Our sales in the quarter were down 4% on a currency neutral basis and we were able to deliver 3% earnings growth due to favorable product mix, disciplined price and cost controls, favorable currency translation and leverage from our share repurchase program. To look at the top line, our recurring revenue, the combination of our service and chromatography chemicals businesses grew more modestly in the quarter while the decline in our instrument business was more moderate than in the first quarter.
The slower second quarter year-over-year growth rate for our recurring revenues primarily due to a tough comparison with the prior year’s quarter. We feel that the 2009 half year growth rate for our recurring revenue is more indicative of underlying demand and we expect mid single digit currency neutral sales growth for our chemistry and service business during the second half of the year.
Looking more closely at instrumentation, we attribute the quarter’s revenue decline to weak demand from industrial chemical accounts and from some developing countries. We believe the weakness in industrial spending is related to global recessionary pressures while declines in developing countries, most notably India and Latin America seemed due to a combination of economic factors and the residual effects of weakened local currency.
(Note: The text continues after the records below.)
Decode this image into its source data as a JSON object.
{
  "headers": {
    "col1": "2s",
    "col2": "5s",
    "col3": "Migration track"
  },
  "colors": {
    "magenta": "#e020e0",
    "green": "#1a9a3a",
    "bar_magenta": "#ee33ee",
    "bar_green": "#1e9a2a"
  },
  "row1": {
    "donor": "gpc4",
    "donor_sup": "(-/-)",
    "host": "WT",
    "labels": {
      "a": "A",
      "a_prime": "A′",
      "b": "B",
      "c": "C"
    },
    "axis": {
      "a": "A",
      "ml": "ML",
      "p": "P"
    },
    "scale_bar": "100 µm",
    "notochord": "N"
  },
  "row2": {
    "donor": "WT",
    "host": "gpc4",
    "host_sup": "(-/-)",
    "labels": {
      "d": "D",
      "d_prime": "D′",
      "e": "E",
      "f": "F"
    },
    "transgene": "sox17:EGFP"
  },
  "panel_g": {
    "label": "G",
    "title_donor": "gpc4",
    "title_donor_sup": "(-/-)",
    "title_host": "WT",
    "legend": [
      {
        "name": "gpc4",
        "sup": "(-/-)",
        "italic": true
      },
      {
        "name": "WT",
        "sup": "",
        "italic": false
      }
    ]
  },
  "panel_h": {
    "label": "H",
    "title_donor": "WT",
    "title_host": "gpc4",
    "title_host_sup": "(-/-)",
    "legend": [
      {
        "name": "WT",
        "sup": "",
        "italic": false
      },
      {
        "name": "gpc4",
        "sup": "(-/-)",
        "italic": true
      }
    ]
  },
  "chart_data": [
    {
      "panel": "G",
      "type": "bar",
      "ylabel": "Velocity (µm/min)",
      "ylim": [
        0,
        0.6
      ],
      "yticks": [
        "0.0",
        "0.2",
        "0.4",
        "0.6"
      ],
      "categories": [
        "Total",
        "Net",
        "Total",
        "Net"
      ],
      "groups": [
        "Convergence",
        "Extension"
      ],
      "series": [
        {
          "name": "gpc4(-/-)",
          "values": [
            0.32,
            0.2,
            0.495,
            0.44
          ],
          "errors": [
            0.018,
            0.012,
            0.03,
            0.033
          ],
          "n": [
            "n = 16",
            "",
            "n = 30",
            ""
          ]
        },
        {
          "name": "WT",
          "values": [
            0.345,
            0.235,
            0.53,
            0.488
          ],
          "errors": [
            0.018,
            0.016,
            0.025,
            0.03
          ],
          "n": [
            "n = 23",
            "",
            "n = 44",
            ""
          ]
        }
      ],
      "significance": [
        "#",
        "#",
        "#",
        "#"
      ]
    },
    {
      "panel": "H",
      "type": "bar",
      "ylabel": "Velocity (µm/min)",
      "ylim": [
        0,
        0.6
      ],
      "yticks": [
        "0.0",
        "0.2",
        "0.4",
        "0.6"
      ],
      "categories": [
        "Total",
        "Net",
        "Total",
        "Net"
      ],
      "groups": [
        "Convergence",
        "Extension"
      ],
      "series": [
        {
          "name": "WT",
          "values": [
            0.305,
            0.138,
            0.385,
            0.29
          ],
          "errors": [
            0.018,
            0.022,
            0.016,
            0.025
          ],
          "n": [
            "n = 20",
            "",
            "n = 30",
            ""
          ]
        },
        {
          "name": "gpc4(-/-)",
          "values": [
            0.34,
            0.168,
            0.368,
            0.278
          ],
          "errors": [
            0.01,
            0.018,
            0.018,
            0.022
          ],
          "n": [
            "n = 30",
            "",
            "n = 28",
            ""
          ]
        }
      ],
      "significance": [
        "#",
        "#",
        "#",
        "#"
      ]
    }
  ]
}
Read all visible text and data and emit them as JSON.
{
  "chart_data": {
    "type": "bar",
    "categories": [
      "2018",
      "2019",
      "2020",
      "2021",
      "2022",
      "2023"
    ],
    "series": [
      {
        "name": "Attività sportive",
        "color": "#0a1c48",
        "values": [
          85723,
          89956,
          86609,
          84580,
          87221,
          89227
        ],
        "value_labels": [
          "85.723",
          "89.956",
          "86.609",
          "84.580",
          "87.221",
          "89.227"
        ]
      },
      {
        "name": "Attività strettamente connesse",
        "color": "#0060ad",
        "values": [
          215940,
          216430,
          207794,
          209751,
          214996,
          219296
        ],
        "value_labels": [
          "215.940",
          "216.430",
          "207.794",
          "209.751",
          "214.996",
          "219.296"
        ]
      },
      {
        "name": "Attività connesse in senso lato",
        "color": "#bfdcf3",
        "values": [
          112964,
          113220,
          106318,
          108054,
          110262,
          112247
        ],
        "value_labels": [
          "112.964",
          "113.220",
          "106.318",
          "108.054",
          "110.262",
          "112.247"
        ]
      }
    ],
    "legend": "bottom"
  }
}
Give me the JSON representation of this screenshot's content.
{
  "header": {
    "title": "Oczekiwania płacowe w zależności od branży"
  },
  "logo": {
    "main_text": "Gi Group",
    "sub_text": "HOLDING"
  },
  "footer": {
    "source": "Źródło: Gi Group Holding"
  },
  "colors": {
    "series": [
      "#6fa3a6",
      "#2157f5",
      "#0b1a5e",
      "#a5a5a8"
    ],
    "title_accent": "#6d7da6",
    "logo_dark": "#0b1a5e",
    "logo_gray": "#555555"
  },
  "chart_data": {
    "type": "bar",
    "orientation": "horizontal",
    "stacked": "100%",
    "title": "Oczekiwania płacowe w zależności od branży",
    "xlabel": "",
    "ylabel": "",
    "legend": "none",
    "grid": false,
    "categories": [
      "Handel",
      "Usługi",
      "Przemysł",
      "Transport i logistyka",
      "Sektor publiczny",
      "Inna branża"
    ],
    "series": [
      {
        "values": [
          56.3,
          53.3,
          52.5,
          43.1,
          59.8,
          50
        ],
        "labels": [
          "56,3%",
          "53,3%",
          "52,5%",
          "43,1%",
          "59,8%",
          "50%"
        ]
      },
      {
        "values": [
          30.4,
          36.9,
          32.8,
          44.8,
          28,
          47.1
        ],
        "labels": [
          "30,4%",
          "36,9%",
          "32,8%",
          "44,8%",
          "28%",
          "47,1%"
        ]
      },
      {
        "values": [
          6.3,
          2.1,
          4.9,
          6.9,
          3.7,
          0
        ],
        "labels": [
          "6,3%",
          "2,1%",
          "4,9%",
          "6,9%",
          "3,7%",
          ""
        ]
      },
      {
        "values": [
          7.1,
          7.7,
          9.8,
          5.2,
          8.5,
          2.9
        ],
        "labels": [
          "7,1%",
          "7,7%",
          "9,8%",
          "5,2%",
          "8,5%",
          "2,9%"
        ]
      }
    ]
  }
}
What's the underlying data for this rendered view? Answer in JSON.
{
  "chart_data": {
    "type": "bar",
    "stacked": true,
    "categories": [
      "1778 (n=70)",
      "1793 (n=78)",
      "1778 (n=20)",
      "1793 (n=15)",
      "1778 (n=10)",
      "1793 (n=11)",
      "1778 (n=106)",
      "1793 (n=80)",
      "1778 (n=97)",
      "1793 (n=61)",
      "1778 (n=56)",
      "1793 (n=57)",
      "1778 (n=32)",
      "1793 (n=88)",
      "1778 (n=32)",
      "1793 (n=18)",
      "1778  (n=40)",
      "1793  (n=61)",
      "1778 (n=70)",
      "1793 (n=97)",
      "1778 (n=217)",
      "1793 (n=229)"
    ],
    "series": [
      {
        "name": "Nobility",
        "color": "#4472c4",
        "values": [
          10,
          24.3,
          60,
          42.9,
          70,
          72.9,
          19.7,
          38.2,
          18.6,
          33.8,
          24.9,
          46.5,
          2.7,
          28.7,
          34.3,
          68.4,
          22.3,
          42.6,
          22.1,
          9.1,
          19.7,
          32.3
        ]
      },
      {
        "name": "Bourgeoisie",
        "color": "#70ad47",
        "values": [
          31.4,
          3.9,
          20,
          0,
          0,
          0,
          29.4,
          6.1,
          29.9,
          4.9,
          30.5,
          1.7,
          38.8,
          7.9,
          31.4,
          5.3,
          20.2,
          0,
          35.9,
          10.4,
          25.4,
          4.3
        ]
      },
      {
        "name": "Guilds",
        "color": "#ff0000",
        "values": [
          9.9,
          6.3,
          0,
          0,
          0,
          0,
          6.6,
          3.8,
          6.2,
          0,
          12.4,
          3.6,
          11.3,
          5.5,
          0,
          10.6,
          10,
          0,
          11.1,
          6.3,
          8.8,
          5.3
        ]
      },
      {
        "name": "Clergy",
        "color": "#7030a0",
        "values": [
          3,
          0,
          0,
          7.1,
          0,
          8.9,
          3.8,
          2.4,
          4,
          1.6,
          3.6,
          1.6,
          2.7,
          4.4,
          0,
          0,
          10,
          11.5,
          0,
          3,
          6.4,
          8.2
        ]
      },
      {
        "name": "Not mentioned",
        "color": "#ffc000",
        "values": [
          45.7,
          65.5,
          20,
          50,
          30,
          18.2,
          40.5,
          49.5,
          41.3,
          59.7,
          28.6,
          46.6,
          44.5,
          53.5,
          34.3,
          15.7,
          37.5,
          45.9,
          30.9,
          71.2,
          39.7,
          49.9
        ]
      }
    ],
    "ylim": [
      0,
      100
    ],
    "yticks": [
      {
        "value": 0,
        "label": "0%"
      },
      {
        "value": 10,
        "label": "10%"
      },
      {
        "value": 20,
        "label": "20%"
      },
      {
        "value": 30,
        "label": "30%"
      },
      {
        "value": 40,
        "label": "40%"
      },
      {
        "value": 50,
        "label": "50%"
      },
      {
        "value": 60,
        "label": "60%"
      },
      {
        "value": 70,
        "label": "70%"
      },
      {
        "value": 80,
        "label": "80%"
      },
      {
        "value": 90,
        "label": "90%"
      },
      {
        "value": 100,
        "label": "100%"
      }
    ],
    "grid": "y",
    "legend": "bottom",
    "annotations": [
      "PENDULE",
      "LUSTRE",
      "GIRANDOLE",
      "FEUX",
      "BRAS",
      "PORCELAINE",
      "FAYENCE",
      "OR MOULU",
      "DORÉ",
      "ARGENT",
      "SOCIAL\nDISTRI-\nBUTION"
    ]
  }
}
Similar to what we saw in the first quarter, demand for high end and application focused systems were stronger for more routine analysis instruments that are often purchased to replace older systems. Customer interest was strongest for research mass spectrometry and ACQUITY UPLC instruments. If you look at our end markets, overall pharmaceutical sales volume declined modestly in the quarter and was in line with the company’s overall performance while weaker industrial sales were offset by stronger government and university spending.
Sales to our top pharmaceutical customers, our 15 largest drug accounts, were up in the second quarter and showed some acceleration from the growth we witnessed in the first quarter. We were particularly encouraged by more broad adoption of ACQUITY UPLC by these firms. Geographically, our fastest growing major market was China where sales to government agencies, universities and applied markets were all strong. In India, the declines that we saw in this quarter were not as severe as in the first quarter and there are some indications that we are likely to see some continued improvements in the second half of 2009.